Flagstaff AZ (January 16, 2013) – Supreme Court Justice Sandra Day O’Connor will be speaking on Feb. 11 at 7:30 p.m. at Ardrey Memorial Auditorium. The conversation will be on “Civil Discourse and Civic Engagement,” and will be facilitated by Dr. Björn Krondorfer, director of the Martin-Springer Institute and Dr. Julie Piering, the Richard A. Wood professor of Philosophy. The presentation, in honor of International Holocaust Remembrance Day, is sponsored by the Martin-Springer Institute.
The talk will be simulcast in Sedona at the Mary D. Fisher Theatre and in Flagstaff at the Cline Library Assembly Hall on the NAU campus.
“As the first woman Justice on the US. Supreme Court, Justice O’Connor has left a remarkable legacy,” said Krondorfer. “She has deeply reflected on the role of the American Constitution, social change, and the democratic traditions.”
Justice O’Connor’s voice offers an antidote to the disregard of law and the uncivil mobilization of undemocratic forces. Her belief in the moral truth of social narrative, her efforts to strengthen equal rights for women and minorities, and her awareness of the rule of law in an increasingly interdependent world make Justice O’Connor an important voice in the current debate about civility.”
O’Connor, a retired Associate Justice, was born in El Paso, Texas, March 26, 1930. She married John Jay O’Connor III in 1952 and has three sons – Scott, Brian, and Jay. She received her B.A. and LL.B. from Stanford University. She served as Deputy County Attorney of San Mateo County, California from 1952–1953 and as a civilian attorney for Quartermaster Market Center, Frankfurt, Germany from 1954–1957. From 1958–1960, she practiced law in Maryvale, Arizona, and served as Assistant Attorney General of Arizona from 1965–1969.
O’Connor was appointed to the Arizona State Senate in 1969 and was subsequently reelected twice for two-year terms. In 1975 she was elected Judge of the Maricopa County Superior Court and served until 1979, when she was appointed to the Arizona Court of Appeals. President Reagan nominated her as an Associate Justice of the Supreme Court, and she took her seat September 25, 1981. Justice O’Connor retired from the Supreme Court on January 31, 2006.
The Martin-Springer Institute attends to the experiences of the Holocaust in order to relate them to today’s concerns, crises, and conflicts. Their programs promote the values of moral courage, tolerance, empathy, reconciliation, and justice. Founded by Ralph and Doris Martin, the Institute fosters dialogue on local, national, and international levels.

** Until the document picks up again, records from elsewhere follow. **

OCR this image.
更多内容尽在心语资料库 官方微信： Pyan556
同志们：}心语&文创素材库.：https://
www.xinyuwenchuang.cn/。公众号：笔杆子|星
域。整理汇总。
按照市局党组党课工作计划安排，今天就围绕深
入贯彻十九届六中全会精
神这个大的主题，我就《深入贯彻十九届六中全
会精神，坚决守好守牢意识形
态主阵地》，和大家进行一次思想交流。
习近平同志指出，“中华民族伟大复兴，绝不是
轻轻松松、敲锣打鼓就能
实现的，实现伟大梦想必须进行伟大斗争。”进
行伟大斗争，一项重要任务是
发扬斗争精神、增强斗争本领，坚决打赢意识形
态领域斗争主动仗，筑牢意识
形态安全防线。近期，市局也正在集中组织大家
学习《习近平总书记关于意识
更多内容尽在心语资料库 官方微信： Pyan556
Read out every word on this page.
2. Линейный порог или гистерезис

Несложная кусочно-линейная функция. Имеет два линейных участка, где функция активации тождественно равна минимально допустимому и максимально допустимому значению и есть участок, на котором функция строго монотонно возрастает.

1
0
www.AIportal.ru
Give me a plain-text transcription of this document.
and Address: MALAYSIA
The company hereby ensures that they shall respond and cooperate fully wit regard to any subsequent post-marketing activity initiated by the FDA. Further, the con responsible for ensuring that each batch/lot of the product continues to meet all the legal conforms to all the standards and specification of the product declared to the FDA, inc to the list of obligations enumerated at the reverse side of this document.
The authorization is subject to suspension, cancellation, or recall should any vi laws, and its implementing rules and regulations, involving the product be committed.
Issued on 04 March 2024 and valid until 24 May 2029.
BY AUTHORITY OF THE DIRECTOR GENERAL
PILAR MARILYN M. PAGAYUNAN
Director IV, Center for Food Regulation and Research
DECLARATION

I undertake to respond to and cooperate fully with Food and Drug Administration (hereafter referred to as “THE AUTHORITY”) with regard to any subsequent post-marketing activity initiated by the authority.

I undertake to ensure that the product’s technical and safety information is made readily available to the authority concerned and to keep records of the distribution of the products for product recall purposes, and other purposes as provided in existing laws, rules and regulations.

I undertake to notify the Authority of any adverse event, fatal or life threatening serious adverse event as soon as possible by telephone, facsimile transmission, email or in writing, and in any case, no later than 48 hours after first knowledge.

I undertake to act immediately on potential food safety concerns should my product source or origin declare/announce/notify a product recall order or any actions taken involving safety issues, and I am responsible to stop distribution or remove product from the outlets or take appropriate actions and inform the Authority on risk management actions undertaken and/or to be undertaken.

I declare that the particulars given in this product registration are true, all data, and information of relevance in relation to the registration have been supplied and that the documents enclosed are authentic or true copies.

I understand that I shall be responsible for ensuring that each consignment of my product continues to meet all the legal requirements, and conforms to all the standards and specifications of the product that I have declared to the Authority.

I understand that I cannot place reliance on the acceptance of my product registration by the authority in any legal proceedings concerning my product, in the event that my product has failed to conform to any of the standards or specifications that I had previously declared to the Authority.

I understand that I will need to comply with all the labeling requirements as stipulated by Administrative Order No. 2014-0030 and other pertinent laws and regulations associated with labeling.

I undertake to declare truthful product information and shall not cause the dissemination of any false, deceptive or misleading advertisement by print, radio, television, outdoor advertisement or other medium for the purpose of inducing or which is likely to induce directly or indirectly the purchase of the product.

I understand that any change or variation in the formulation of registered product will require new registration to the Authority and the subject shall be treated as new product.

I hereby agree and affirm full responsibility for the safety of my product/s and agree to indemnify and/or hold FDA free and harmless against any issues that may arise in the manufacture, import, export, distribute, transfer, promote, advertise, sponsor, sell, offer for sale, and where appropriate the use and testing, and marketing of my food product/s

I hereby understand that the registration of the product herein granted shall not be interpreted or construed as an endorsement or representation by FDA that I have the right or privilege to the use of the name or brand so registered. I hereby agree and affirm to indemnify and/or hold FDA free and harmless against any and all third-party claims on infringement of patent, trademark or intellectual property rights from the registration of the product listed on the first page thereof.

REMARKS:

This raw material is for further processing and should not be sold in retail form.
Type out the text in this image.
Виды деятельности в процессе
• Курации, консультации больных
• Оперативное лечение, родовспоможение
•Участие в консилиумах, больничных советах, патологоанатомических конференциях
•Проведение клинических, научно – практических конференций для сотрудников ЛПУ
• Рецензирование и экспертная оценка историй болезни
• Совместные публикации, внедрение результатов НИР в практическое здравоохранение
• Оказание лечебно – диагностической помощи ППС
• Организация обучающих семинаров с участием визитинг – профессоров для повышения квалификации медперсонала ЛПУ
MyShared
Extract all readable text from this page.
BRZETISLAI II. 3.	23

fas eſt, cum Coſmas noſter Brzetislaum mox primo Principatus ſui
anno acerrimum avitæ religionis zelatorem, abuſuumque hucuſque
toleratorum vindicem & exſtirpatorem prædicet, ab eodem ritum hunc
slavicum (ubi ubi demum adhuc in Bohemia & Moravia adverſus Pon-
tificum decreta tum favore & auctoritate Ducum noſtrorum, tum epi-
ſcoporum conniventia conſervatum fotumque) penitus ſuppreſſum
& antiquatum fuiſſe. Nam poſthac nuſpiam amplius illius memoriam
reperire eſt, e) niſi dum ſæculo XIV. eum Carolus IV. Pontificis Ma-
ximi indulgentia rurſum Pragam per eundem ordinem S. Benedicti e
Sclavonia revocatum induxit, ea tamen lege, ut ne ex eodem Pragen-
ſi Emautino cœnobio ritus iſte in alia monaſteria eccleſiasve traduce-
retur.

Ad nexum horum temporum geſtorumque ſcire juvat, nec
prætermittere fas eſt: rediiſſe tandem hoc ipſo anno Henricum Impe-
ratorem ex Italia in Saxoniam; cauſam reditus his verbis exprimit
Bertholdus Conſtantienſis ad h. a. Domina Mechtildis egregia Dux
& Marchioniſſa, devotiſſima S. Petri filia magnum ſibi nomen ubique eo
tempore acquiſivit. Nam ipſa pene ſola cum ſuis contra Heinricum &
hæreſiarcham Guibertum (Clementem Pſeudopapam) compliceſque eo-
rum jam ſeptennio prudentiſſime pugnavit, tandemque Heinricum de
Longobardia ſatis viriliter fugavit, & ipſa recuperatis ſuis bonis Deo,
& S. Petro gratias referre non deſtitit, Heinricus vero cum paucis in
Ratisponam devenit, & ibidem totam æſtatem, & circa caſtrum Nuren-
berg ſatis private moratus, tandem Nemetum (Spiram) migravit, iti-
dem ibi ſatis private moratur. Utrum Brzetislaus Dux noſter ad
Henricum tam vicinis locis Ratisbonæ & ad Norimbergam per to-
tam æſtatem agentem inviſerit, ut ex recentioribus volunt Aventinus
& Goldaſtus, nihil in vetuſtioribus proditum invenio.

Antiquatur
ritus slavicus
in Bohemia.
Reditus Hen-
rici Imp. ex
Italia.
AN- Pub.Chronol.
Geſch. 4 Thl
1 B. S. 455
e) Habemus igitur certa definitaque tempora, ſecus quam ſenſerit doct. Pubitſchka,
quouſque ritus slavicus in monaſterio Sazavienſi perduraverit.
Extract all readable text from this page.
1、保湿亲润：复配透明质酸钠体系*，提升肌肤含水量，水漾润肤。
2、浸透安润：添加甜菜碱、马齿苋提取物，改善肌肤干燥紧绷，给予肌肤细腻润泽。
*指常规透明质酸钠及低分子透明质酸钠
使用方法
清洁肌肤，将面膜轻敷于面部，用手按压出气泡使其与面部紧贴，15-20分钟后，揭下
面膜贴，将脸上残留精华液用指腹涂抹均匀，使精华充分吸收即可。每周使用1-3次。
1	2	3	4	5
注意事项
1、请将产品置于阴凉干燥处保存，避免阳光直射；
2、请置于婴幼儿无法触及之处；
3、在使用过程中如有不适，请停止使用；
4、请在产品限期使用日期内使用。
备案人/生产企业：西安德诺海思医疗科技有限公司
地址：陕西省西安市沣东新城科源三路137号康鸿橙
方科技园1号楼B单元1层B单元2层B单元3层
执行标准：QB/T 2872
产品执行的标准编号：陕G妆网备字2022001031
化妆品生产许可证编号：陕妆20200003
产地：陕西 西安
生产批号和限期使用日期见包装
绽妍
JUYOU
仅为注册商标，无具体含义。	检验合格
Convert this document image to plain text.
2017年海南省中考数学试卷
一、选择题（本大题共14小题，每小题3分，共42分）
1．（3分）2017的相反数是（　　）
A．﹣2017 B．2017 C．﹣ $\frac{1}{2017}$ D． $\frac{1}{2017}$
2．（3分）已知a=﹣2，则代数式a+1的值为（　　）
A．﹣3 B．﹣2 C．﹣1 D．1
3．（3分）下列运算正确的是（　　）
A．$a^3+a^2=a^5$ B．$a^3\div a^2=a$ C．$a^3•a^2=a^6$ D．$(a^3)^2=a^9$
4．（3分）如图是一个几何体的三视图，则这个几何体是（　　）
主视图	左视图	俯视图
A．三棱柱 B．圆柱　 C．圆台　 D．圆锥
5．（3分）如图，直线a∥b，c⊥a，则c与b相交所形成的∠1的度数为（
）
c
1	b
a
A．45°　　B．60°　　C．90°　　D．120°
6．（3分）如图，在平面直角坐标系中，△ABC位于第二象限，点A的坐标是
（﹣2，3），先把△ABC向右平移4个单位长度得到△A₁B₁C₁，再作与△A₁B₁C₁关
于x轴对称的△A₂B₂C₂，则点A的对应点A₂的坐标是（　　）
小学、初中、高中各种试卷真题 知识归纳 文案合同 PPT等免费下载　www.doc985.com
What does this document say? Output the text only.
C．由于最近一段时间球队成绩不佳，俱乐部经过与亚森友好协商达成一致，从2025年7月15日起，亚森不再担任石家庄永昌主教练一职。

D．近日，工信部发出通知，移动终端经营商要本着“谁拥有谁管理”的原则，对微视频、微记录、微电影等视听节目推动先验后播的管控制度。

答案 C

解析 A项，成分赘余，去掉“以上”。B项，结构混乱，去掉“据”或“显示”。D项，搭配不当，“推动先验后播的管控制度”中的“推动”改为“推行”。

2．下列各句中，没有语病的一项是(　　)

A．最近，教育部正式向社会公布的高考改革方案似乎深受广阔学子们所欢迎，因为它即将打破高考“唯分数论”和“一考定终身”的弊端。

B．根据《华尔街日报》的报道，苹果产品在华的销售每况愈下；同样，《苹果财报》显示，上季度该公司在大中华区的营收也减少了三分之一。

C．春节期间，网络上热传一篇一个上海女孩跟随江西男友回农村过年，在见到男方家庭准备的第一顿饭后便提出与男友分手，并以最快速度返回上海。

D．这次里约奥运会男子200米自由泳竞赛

The event is co-sponsored by the College of Arts and Letters and the Student Activities Council. The engagement in Sedona is sponsored by the Philosophy in the Public Interest.
Tickets for the presentation at Ardrey Memorial Auditorium are $15.00 for general admission, and free for NAU and CCC students, faculty and staff. Tickets can be purchased from the Central Ticket Office located in the University Union (bldg. 30,) across from Ardrey Memorial Auditorium and the Clifford E. White Theatre, by calling 928/523-5661 or 888/520-7214, or by visiting nau.edu/cto.
Both of the simulcasts will require tickets. The Cline Library engagement tickets are free, and available from Central Ticket Office. The tickets for Mary Fisher Theatre are $10 and available at the door or from Sedona International Film Festival, sedonafilmfestival.org/ or (928) 282-1177.
Free parking is available after 4:30 p.m. and on weekends in Parking Lot P13, behind the Cline Library.